Identification of indigenous and introduced symbiotic fungi in
ectomycorrhizae by amplification of nuclear and mitochondrial
ribosomal DNA.
Gardes, M; White, T J; Fortin, J A; Bruns, T D; Taylor, J W
Department of Plant Pathology,
University of California, Berkeley CA 94720
Canadian Journal Of Botany. 1991 69(1):180-190.
Abstract
We used the polymerase chain reaction (PCR) to amplify specific
regions of the nuclear and mitochondrial genomes of fungi using DNA
extracted from pure cultures as well as that directly from
ectomycorrhizal rootlets. The internal transcribed spacer (ITS)
of the nuclear ribosomal repeat unit and portion of the
mitochondrial large subunit ribosomal RNA gene were chosen as target
sequences because both exist in high copy number and amplification
primers for both discriminate between plant and fungal DNAs.

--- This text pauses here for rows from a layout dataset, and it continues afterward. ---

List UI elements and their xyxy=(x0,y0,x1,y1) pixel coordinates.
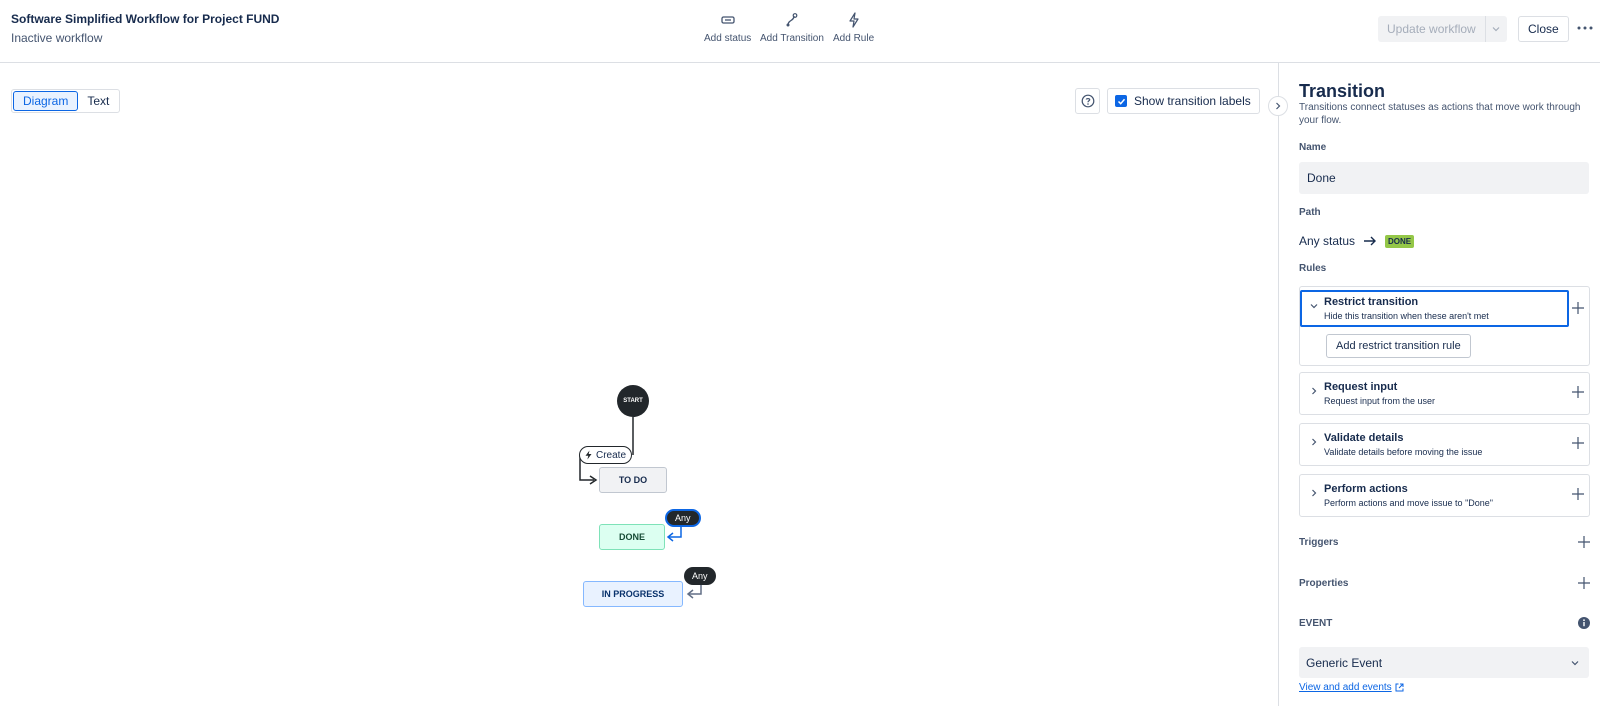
rules-label: Rules xyxy=(1299,263,1327,274)
workflow-title: Software Simplified Workflow for Project… xyxy=(11,12,280,26)
rule-card-restrict: Restrict transition Hide this transition… xyxy=(1299,286,1590,366)
rule-card-validate-details[interactable]: Validate details Validate details before… xyxy=(1299,423,1590,466)
chevron-right-icon xyxy=(1308,489,1320,497)
add-restrict-rule-button[interactable]: Add restrict transition rule xyxy=(1326,334,1471,358)
add-status-label: Add status xyxy=(704,33,752,44)
transition-panel: Transition Transitions connect statuses … xyxy=(1278,63,1600,706)
create-transition-label[interactable]: Create xyxy=(579,446,633,464)
view-events-link[interactable]: View and add events xyxy=(1299,682,1404,693)
status-node-done[interactable]: DONE xyxy=(599,524,665,550)
rule-subtitle: Perform actions and move issue to "Done" xyxy=(1324,498,1493,508)
event-label: EVENT xyxy=(1299,617,1333,629)
rule-card-perform-actions[interactable]: Perform actions Perform actions and move… xyxy=(1299,474,1590,517)
more-actions-button[interactable] xyxy=(1576,20,1594,36)
transition-icon xyxy=(786,13,798,27)
start-node[interactable]: START xyxy=(617,385,649,417)
update-workflow-group: Update workflow xyxy=(1378,16,1507,42)
chevron-right-icon xyxy=(1308,387,1320,395)
rule-title: Restrict transition xyxy=(1324,296,1419,308)
lightning-icon xyxy=(848,12,859,28)
add-status-button[interactable]: Add status xyxy=(704,12,751,44)
triggers-section: Triggers xyxy=(1299,535,1591,549)
rule-title: Perform actions xyxy=(1324,483,1408,495)
workflow-canvas[interactable]: Diagram Text Show transition labels STAR… xyxy=(0,63,1278,706)
diagram-connectors xyxy=(579,417,702,599)
chevron-down-icon xyxy=(1571,660,1579,665)
workflow-status: Inactive workflow xyxy=(11,31,103,45)
rule-subtitle: Hide this transition when these aren't m… xyxy=(1324,311,1489,321)
name-label: Name xyxy=(1299,142,1327,153)
path-to-lozenge: DONE xyxy=(1385,234,1415,248)
restrict-transition-header[interactable]: Restrict transition Hide this transition… xyxy=(1300,290,1569,327)
workflow-diagram: START Create TO DO DONE IN PROGRESS Any … xyxy=(0,63,1278,706)
status-icon xyxy=(720,16,735,24)
plus-icon[interactable] xyxy=(1571,385,1585,399)
collapse-panel-button[interactable] xyxy=(1268,96,1288,116)
more-icon xyxy=(1577,26,1593,30)
rule-card-request-input[interactable]: Request input Request input from the use… xyxy=(1299,372,1590,415)
update-options-button[interactable] xyxy=(1484,16,1507,42)
event-value: Generic Event xyxy=(1306,655,1383,670)
panel-title: Transition xyxy=(1299,81,1386,101)
plus-icon[interactable] xyxy=(1571,301,1585,315)
properties-label: Properties xyxy=(1299,577,1349,589)
event-section: EVENT xyxy=(1299,616,1591,630)
close-button[interactable]: Close xyxy=(1518,16,1569,42)
panel-description: Transitions connect statuses as actions … xyxy=(1299,102,1581,126)
path-label: Path xyxy=(1299,207,1321,218)
rule-subtitle: Validate details before moving the issue xyxy=(1324,447,1483,457)
add-trigger-plus-icon[interactable] xyxy=(1577,535,1591,549)
add-property-plus-icon[interactable] xyxy=(1577,576,1591,590)
chevron-right-icon xyxy=(1308,438,1320,446)
transition-path: Any status DONE xyxy=(1299,234,1415,248)
plus-icon[interactable] xyxy=(1571,436,1585,450)
triggers-label: Triggers xyxy=(1299,536,1339,548)
create-label: Create xyxy=(596,449,627,461)
info-icon[interactable] xyxy=(1577,616,1591,630)
chevron-down-icon xyxy=(1308,302,1320,310)
workflow-header: Software Simplified Workflow for Project… xyxy=(0,0,1600,63)
chevron-right-icon xyxy=(1276,102,1281,110)
rule-subtitle: Request input from the user xyxy=(1324,396,1436,406)
add-rule-button[interactable]: Add Rule xyxy=(833,12,874,44)
any-transition-done[interactable]: Any xyxy=(665,509,701,527)
properties-section: Properties xyxy=(1299,576,1591,590)
plus-icon[interactable] xyxy=(1571,487,1585,501)
path-from: Any status xyxy=(1299,234,1356,248)
any-transition-in-progress[interactable]: Any xyxy=(684,567,716,585)
name-input[interactable]: Done xyxy=(1299,162,1589,194)
view-events-text: View and add events xyxy=(1299,682,1392,693)
add-transition-button[interactable]: Add Transition xyxy=(760,12,824,44)
rule-title: Validate details xyxy=(1324,432,1404,444)
external-link-icon xyxy=(1395,683,1404,692)
lightning-icon xyxy=(585,450,592,460)
add-rule-label: Add Rule xyxy=(833,33,875,44)
arrow-right-icon xyxy=(1364,236,1377,246)
status-node-in-progress[interactable]: IN PROGRESS xyxy=(583,581,683,607)
add-transition-label: Add Transition xyxy=(760,33,824,44)
status-node-todo[interactable]: TO DO xyxy=(599,467,667,493)
rule-title: Request input xyxy=(1324,381,1398,393)
event-select[interactable]: Generic Event xyxy=(1299,647,1589,678)
chevron-down-icon xyxy=(1492,27,1500,32)
update-workflow-button[interactable]: Update workflow xyxy=(1378,16,1485,42)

These features provided a sensitivity and specificity sufficient for
detection and analysis of a single mycorrhizal rootlet. We evaluated
the variations in the amplified products with regard to the length,
restriction endonuclease sites, and primary sequence for use in
identification of genera, species and strains of ectomycorrhizal
fungi, with particular attention to selected Laccaria species.
Accidental contamination of jack pine seedlings by Telephora
terrestris was easily recognized. Amplification and direct DNA
sequencing of a portion of the ITS were done for three strains of
L. bicolor, one of L. laccata, one of L. proxima, and one of T.
terrestris. The nucleotide sequence variation was 32% between
L. bicolor and T. terrestris, and it ranged from 3 to 5% among the
three Laccaria species examined and from 1 to 2% within L. bicolor.
The degree of variation observed is sufficient to allow the use of
specific oligonucleotides to characterize amplified ITS products.
To demonstrate the feasibility of this approach we designed and tested
a probe that enabled two isolates of L. bicolor to be distinguished
by a single base-pair difference in a filter-based hybridization
assay. In combination these methods now provide an important set
of tools for the study of mycorrhizal ecology.